AltaGas Ltd. may more than double in size if it completes a possible deal to acquire the parent company of Washington's natural gas utility.
Calgary-based AltaGas, which has gas- and power-distribution operations in Canada and the United States, acknowledged on Thursday that it was in talks with a third-party regarding a potential transaction, but gave no assurances that it would close a deal and offered no details.
It made the statement after The Wall Street Journal reported AltaGas was discussing a merger with WGL Holdings Inc. that could be worth $5-billion (U.S.) to $6-billion.
The companies operate similar businesses in gas and power distribution, natural gas pipe-lining and processing as well as storage – segments of the energy business that have been popular targets in recent merger and acquisition activity.
"Until such time as it is appropriate to make a public announcement on any potential transaction, should one occur, AltaGas will not comment further on this matter," the company said in its statement, issued in response to a request by the Toronto Stock Exchange.

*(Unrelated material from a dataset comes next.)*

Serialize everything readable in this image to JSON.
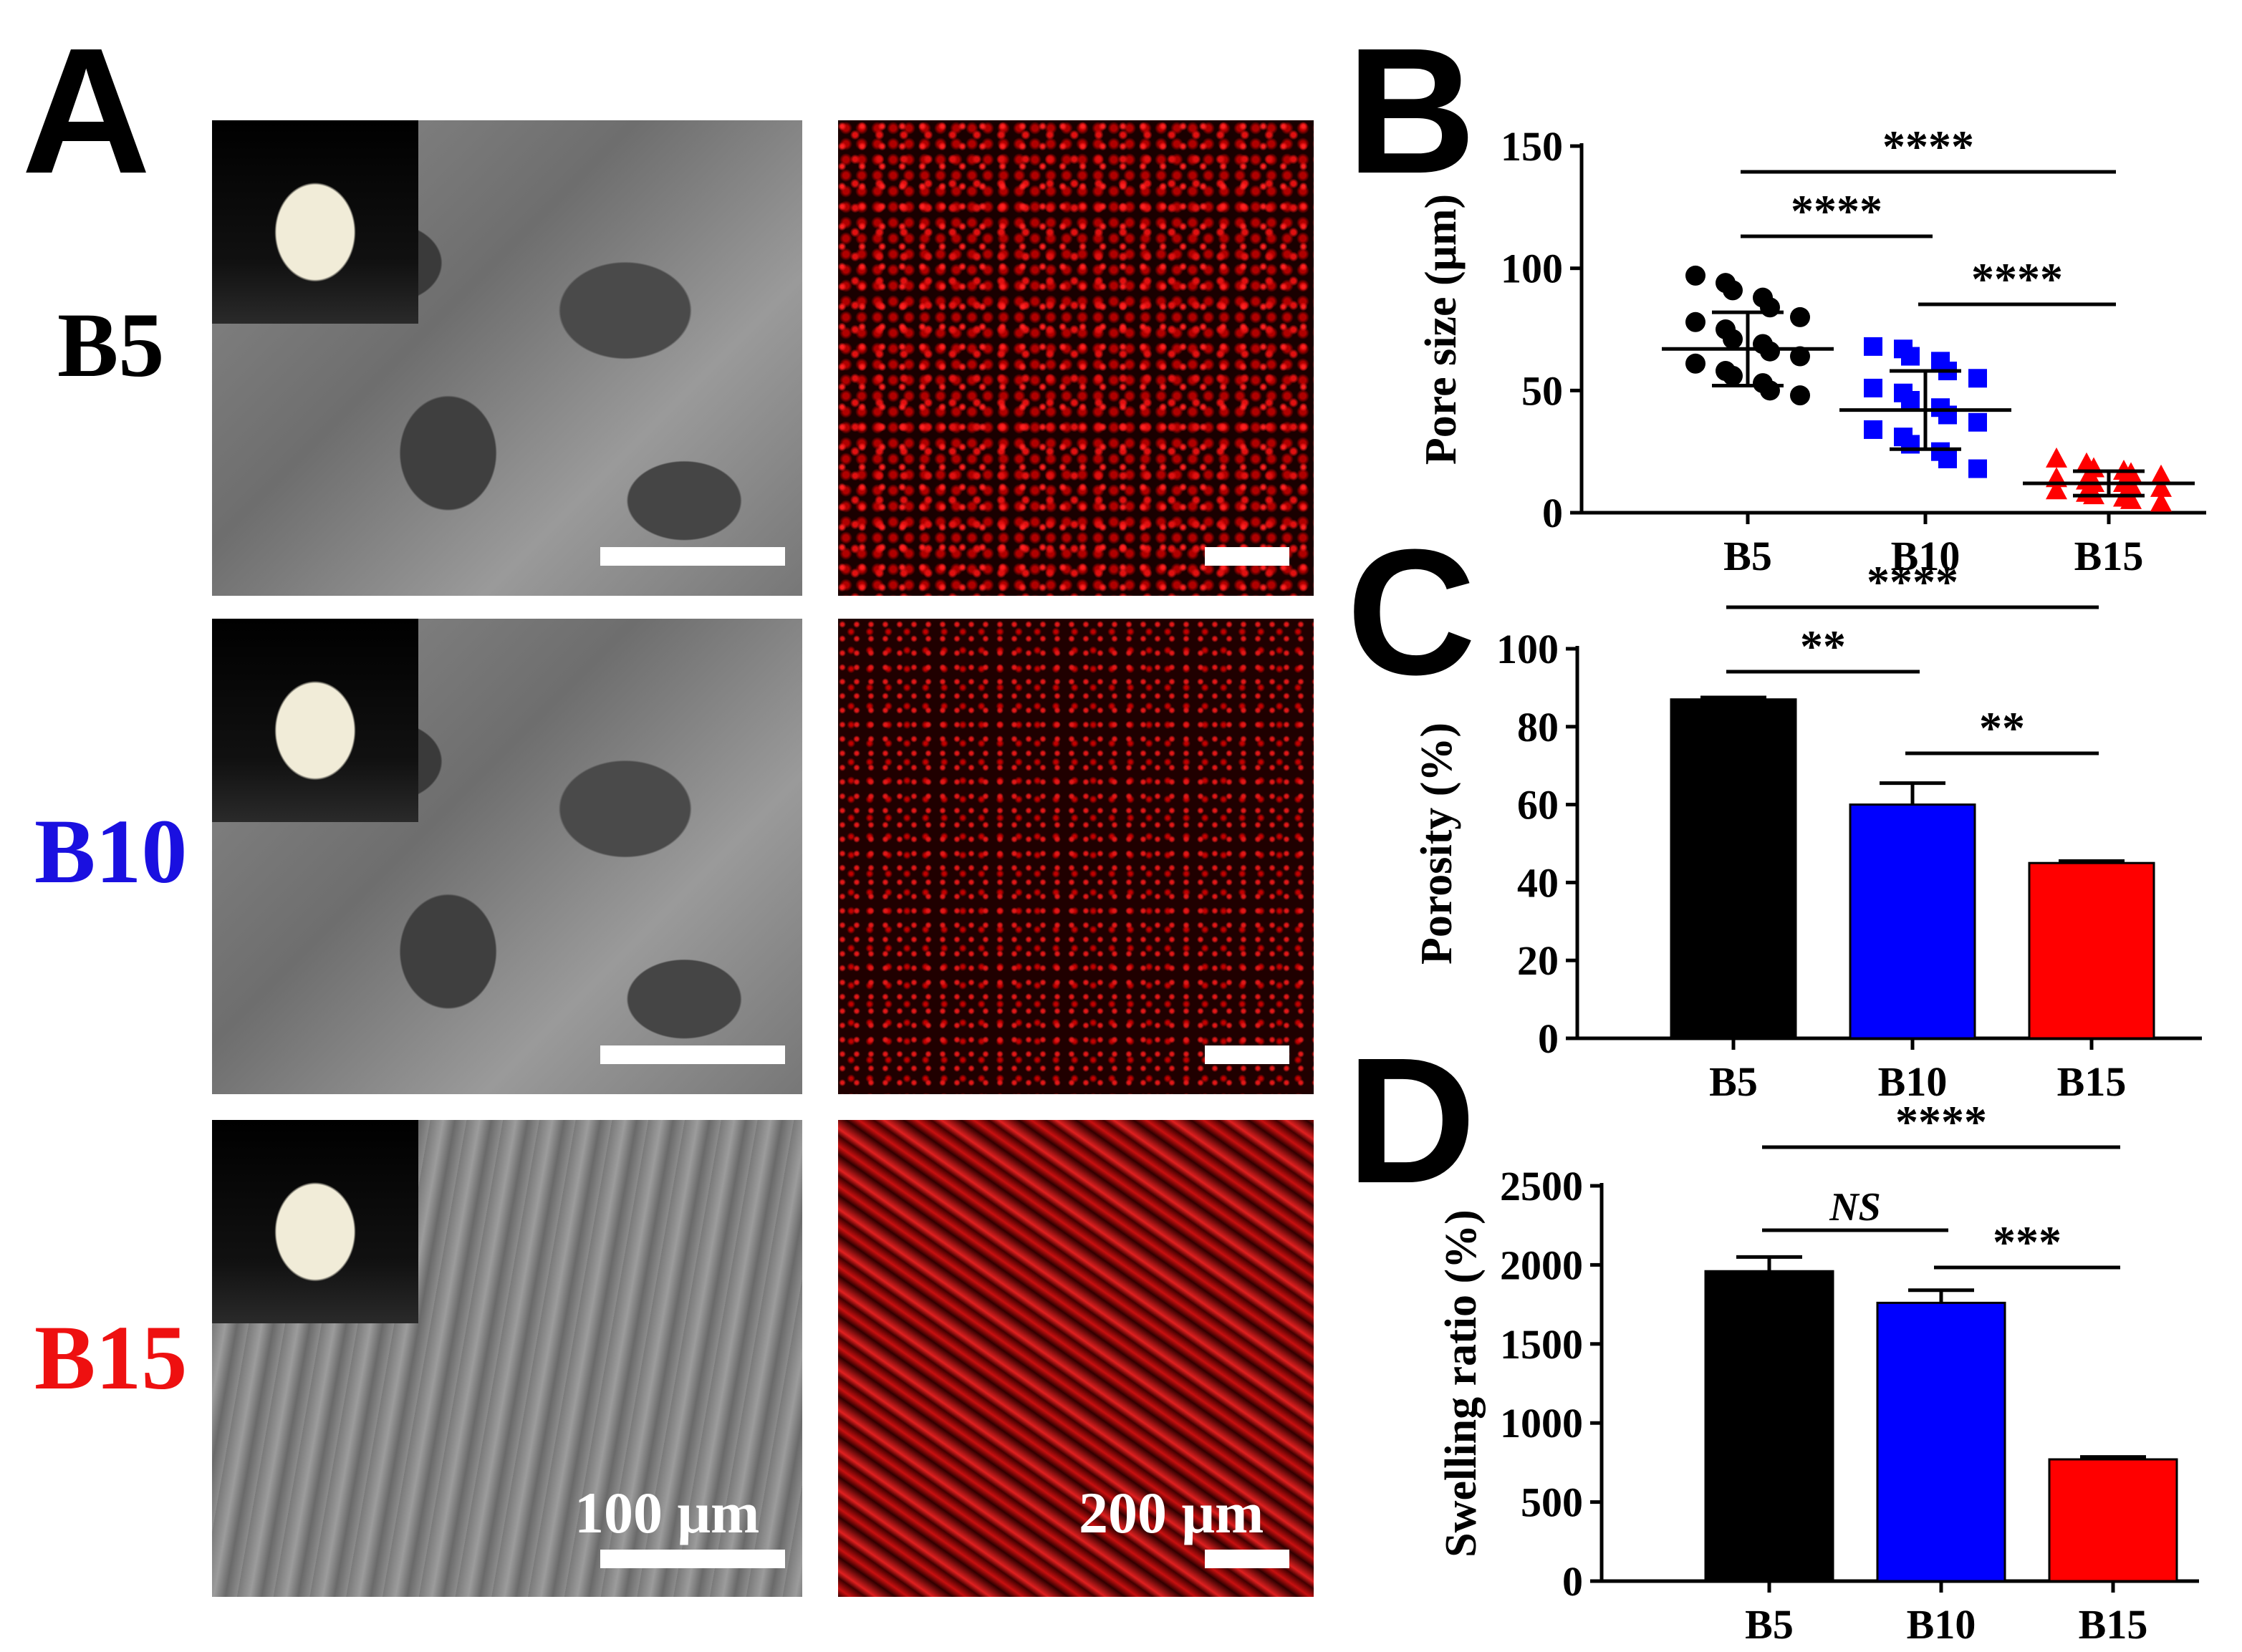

Its stock was halted late in the session, and WGL's New York Stock Exchange-listed shares surged 6 per cent, closing at $80.26, following the report. T
hat gives the company, which serves 1.1 million customers in the metropolitan D.C. area, a market capitalization of $4.1-billion.
In U.S.-dollar terms, AltaGas has a market value of about $4.3-billion, its shares having last traded at $33.65 (Canadian), down 43 cents.
AltaGas is no stranger to U.S. operations, running gas utilities in Michigan and Alaska.
It also has franchises in Alberta, British Columbia, Nova Scotia and the Northwest Territories.